Dave maintained an impassive expression. "Where is he right now?"

"Oh," said Turner, with no attempt at regret whatsoever. "Oh, I wish I could help you. I don't know what he does when he leaves me here."

"He has a girl with him. A young girl from Detroit."

"Then you… should pray for her." His eyes slid to the right. "There's a picture of him in the other room. It was taken years ago, but it still looks like him."

Dave went to get it.

"I should warn you," Turner called after him. "He's crazy and very big. Inhumanly strong. When you find him, you should warn everyone… If they don't kill him first, he'll kill all of you."

Right, thought Dave. And there will be nobody in the world capable of testifying against you.

0o0

As a long stream of police cars wound their way up the drive, the team started to gather in the middle of the farmyard, far enough away that Mason Turner and William Hightower couldn't overhear, but for very different reasons.

"Good, yeah." Bedwell hung up, striding over to them. "Judge will sign the warrant for the laptop first thing in the morning."

"Our tech should just be getting here then," Aaron told him.

"We got search and rescue units coming," Bedwell reported. "They're also our emergency response team, so they'll be armed in case we come across something."

JJ nodded. "When this hits the press, families of missings are gonna come rushing out here," she said. "I'm gonna need some uniformed officers to assist me."

Bedwell nodded briskly. "Come on, let's get you set up."

They peeled off towards the first of the cars pulling up at the far side of the yard.

"Pearce is going to supervise the evidence collection," Aaron said. "I don't think the techs have seen a scene like this before."

"Has anyone?" Prentiss asked bleakly, as Rossi hurried over from the farmhouse.

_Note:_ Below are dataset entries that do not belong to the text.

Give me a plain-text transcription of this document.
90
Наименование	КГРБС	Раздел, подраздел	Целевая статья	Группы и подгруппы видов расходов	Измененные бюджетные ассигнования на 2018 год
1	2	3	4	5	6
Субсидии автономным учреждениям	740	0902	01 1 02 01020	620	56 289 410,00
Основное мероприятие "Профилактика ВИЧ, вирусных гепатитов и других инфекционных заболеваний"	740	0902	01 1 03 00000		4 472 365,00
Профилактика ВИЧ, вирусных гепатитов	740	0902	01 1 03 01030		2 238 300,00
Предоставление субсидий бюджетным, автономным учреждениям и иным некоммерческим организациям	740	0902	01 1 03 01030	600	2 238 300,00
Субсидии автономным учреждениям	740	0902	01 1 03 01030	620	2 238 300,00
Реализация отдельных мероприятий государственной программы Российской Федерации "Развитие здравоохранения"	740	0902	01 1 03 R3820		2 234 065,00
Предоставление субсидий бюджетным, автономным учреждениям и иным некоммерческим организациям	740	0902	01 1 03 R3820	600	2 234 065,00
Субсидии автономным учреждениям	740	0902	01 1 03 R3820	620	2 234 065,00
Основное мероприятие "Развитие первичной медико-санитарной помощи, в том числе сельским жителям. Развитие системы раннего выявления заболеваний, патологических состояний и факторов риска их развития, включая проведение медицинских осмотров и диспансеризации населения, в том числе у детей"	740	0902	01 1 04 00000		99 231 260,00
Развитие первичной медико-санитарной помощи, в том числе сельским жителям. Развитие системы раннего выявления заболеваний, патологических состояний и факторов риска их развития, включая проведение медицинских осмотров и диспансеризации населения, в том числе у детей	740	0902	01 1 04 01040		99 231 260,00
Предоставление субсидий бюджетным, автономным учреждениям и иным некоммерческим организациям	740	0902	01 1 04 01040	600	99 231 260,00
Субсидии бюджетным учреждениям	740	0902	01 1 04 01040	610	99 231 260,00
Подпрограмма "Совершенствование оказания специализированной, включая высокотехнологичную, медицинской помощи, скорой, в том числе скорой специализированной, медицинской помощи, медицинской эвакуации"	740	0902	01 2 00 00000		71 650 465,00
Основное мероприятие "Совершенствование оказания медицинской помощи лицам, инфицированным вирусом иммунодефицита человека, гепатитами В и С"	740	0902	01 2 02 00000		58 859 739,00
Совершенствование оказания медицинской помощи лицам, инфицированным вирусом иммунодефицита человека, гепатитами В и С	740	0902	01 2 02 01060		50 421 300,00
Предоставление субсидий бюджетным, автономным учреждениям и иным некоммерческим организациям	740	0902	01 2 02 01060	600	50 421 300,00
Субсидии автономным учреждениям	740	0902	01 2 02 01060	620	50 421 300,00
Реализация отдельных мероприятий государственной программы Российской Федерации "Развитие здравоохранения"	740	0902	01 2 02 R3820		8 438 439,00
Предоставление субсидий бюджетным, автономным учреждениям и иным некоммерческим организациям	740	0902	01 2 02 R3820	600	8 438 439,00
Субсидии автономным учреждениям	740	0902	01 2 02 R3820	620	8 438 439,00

"We have a picture," he said, handing Aaron an old photograph. "This is Lucas Turner, Mason's brother. According to Mason, he's the unsub," Dave continued, leaving no doubt in anyone's mind that he did not believe this. "Mason claims he's a victim himself."

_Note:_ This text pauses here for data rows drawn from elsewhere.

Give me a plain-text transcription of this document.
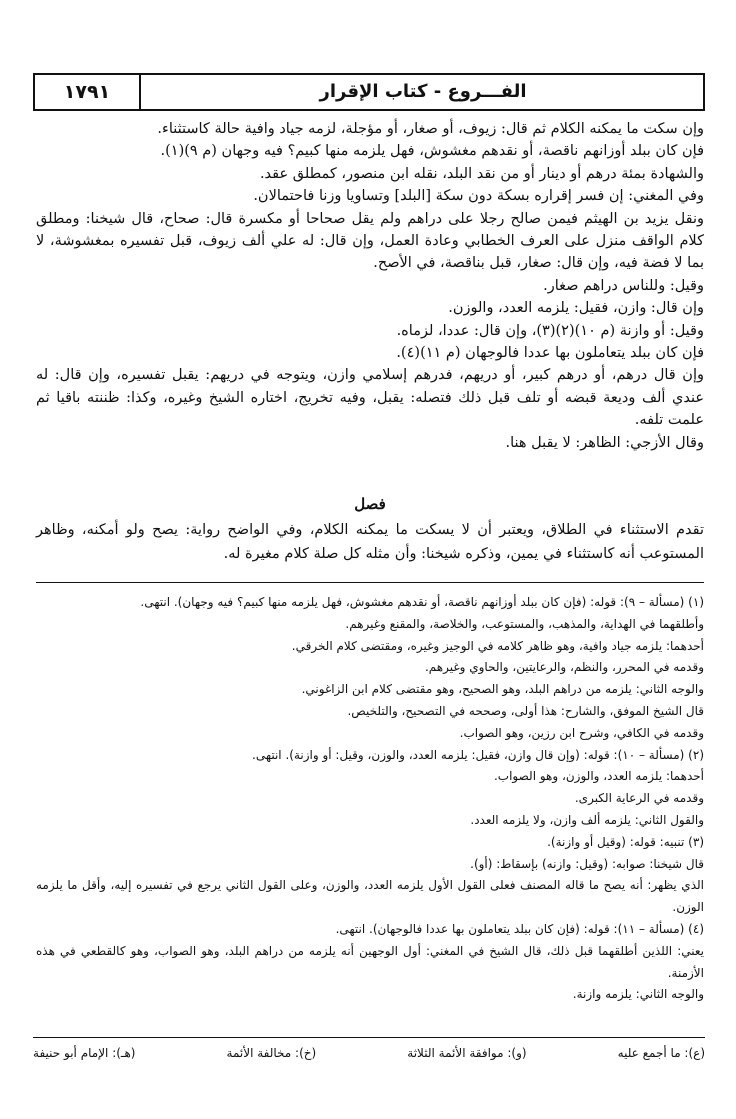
الفـــروع - كتاب الإقرار
١٧٩١

وإن سكت ما يمكنه الكلام ثم قال: زيوف، أو صغار، أو مؤجلة، لزمه جياد وافية حالة كاستثناء.

فإن كان ببلد أوزانهم ناقصة، أو نقدهم مغشوش، فهل يلزمه منها كبيم؟ فيه وجهان (م ٩)(١).

والشهادة بمئة درهم أو دينار أو من نقد البلد، نقله ابن منصور، كمطلق عقد.

وفي المغني: إن فسر إقراره بسكة دون سكة [البلد] وتساويا وزنا فاحتمالان.

ونقل يزيد بن الهيثم فيمن صالح رجلا على دراهم ولم يقل صحاحا أو مكسرة قال: صحاح، قال شيخنا: ومطلق كلام الواقف منزل على العرف الخطابي وعادة العمل، وإن قال: له علي ألف زيوف، قبل تفسيره بمغشوشة، لا بما لا فضة فيه، وإن قال: صغار، قبل بناقصة، في الأصح.

وقيل: وللناس دراهم صغار.

وإن قال: وازن، فقيل: يلزمه العدد، والوزن.

وقيل: أو وازنة (م ١٠)(٢)(٣)، وإن قال: عددا، لزماه.

فإن كان ببلد يتعاملون بها عددا فالوجهان (م ١١)(٤).

وإن قال درهم، أو درهم كبير، أو دريهم، فدرهم إسلامي وازن، ويتوجه في دريهم: يقبل تفسيره، وإن قال: له عندي ألف وديعة قبضه أو تلف قبل ذلك فتصله: يقبل، وفيه تخريج، اختاره الشيخ وغيره، وكذا: ظننته باقيا ثم علمت تلفه.

وقال الأزجي: الظاهر: لا يقبل هنا.

فصل

تقدم الاستثناء في الطلاق، ويعتبر أن لا يسكت ما يمكنه الكلام، وفي الواضح رواية: يصح ولو أمكنه، وظاهر المستوعب أنه كاستثناء في يمين، وذكره شيخنا: وأن مثله كل صلة كلام مغيرة له.

(١) (مسألة – ٩): قوله: (فإن كان ببلد أوزانهم ناقصة، أو نقدهم مغشوش، فهل يلزمه منها كبيم؟ فيه وجهان). انتهى.

وأطلقهما في الهداية، والمذهب، والمستوعب، والخلاصة، والمقنع وغيرهم.

أحدهما: يلزمه جياد وافية، وهو ظاهر كلامه في الوجيز وغيره، ومقتضى كلام الخرقي.

وقدمه في المحرر، والنظم، والرعايتين، والحاوي وغيرهم.

والوجه الثاني: يلزمه من دراهم البلد، وهو الصحيح، وهو مقتضى كلام ابن الزاغوني.

قال الشيخ الموفق، والشارح: هذا أولى، وصححه في التصحيح، والتلخيص.

وقدمه في الكافي، وشرح ابن رزين، وهو الصواب.

(٢) (مسألة – ١٠): قوله: (وإن قال وازن، فقيل: يلزمه العدد، والوزن، وقيل: أو وازنة). انتهى.

أحدهما: يلزمه العدد، والوزن، وهو الصواب.

وقدمه في الرعاية الكبرى.

والقول الثاني: يلزمه ألف وازن، ولا يلزمه العدد.

(٣) تنبيه: قوله: (وقيل أو وازنة).

قال شيخنا: صوابه: (وقيل: وازنه) بإسقاط: (أو).

الذي يظهر: أنه يصح ما قاله المصنف فعلى القول الأول يلزمه العدد، والوزن، وعلى القول الثاني يرجع في تفسيره إليه، وأقل ما يلزمه الوزن.

(٤) (مسألة – ١١): قوله: (فإن كان ببلد يتعاملون بها عددا فالوجهان). انتهى.

يعني: اللذين أطلقهما قبل ذلك، قال الشيخ في المغني: أول الوجهين أنه يلزمه من دراهم البلد، وهو الصواب، وهو كالقطعي في هذه الأزمنة.

والوجه الثاني: يلزمه وازنة.

(ع): ما أجمع عليه
(و): موافقة الأئمة الثلاثة
(خ): مخالفة الأئمة
(هـ): الإمام أبو حنيفة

"Does Mason know where Lucas would take the girl?" Aaron asked.

"He says he has no idea."

"Reid, Lucas is your assignment," Aaron instructed, passing the photograph around. "Find his room, his things, anything that might tell us where he would go."

"On it."

"One more thing," Dave said carefully. "Mason warned me that his brother is extremely psychotic. Says he won't go down without a fight."

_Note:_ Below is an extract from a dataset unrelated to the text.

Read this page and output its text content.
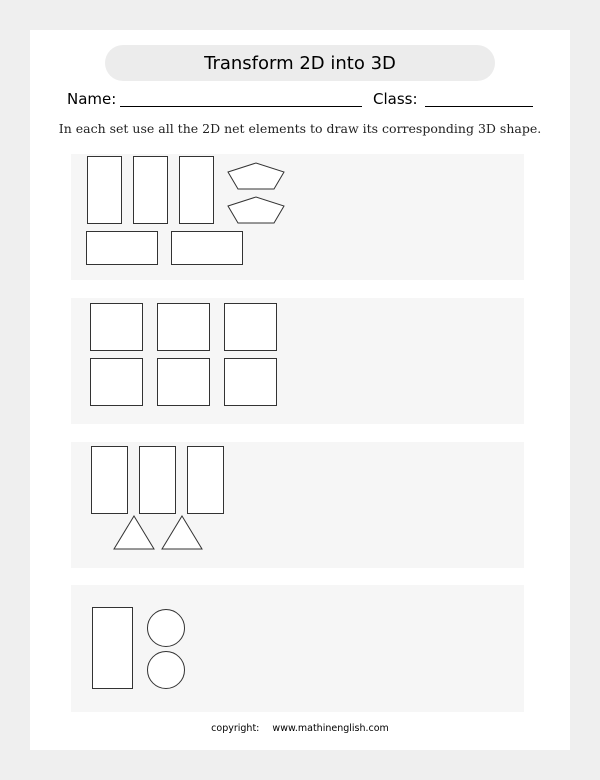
Transform 2D into 3D
Name:	Class:
In each set use all the 2D net elements to draw its corresponding 3D shape.
copyright: www.mathinenglish.com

"Prentiss, have JJ get the picture and the description out to the press. When they get here, put them to work for us," Aaron told her. "Somebody's gonna notice a man that big."

"You got it."

"Morgan, coordinate the search of the woods."

He grimaced, but nodded. It was his least favourite terrain.

"Dave." Aaron motioned for him to stick around as the others headed out to get started. "'According to Mason', 'Mason claims to'… It sounds like you don't believe him."

Dave shook his head. "He also said we shouldn't even try to talk to his brother. We should shoot first."

Aaron pushed a breath out through his teeth. "Well, that's either helpful advice…"

"Or a way for half a team to clean up loose ends," Dave finished, and Aaron nodded.

There was a momentary silence as they digested this – and his doubtful expression. They all knew how many unsubs were prepared to mislead investigators to push them to eliminate an accomplice.

"Either way," said Dave. "This is some family."